Mol Biol Rep. 2013 Dec;40(12):6587-91. doi: 10.1007/s11033-013-2771-4. Epub 2013 Sep 26.
Thioredoxin (Trx) is a highly conserved and multi-functional protein that plays a pivotal role in maintaining the redox state of the cell and in protecting the cell against oxidative stress. Trx gene from Antarctic sea-ice bacteria Pseudoalteromonas sp. AN178 was cloned and expressed as soluble protein in Escherichia coli (designated as PsTrx). Trx gene consisted of an open reading frame of 324-bp nucleotides encoding a protein of 108 amino acids with a calculated molecular mass of 11.88 kDa. The deduced protein included the conserved Cys-Gly-Pro-Cys active-site sequence. After purification by a single step Ni-NTA affinity chromatography, recombinant PsTrx with a high specific activity of 96.67 U/mg was obtained. The purified PsTrx had an optimal temperature and pH of 25 °C and 7.0, respectively, and showed about 55 % of the residual catalytic activity even at 0-10 °C. It had high tolerance to a wide range of NaCl concentrations (0-2 M NaCl) and was stable in the presence of H2O2. This research suggested that PsTrx displayed unique catalytic properties.

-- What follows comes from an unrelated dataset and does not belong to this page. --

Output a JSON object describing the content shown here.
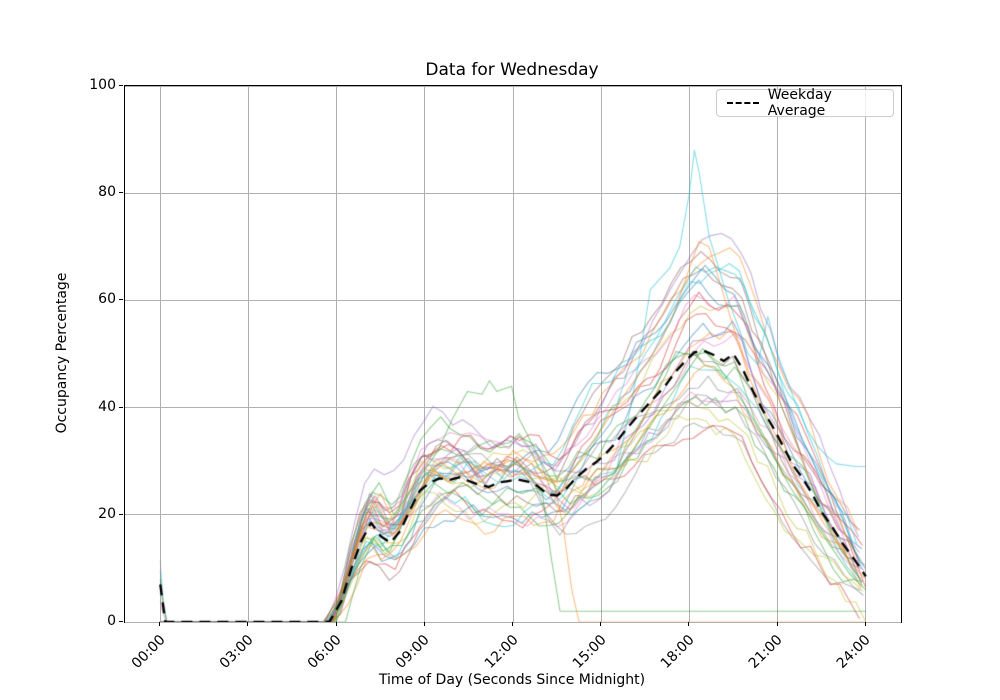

硫氧还蛋白(Trx)是一种高度保守且多功能的蛋白质,在维持细胞的氧化还原状态和保护细胞免受氧化应激方面起着关键作用。来自南极海冰细菌假交替单胞菌 AN178 的 Trx 基因被克隆并在大肠杆菌中表达为可溶性蛋白(命名为 PsTrx)。Trx 基因由一个 324 个核苷酸的开放阅读框编码,该基因编码一个由 108 个氨基酸组成的蛋白质,分子量为 11.88 kDa。推导的蛋白质包括保守的 Cys-Gly-Pro-Cys 活性位点序列。通过一步 Ni-NTA 亲和层析纯化后,获得了具有 96.67 U/mg 高比活性的重组 PsTrx。纯化的 PsTrx 的最适温度和 pH 值分别为 25°C 和 7.0,即使在 0-10°C 下,其残余催化活性仍约为 55%。它对广泛的 NaCl 浓度(0-2 M NaCl)具有高耐受性,并且在存在 H2O2 的情况下稳定。这项研究表明 PsTrx 表现出独特的催化特性。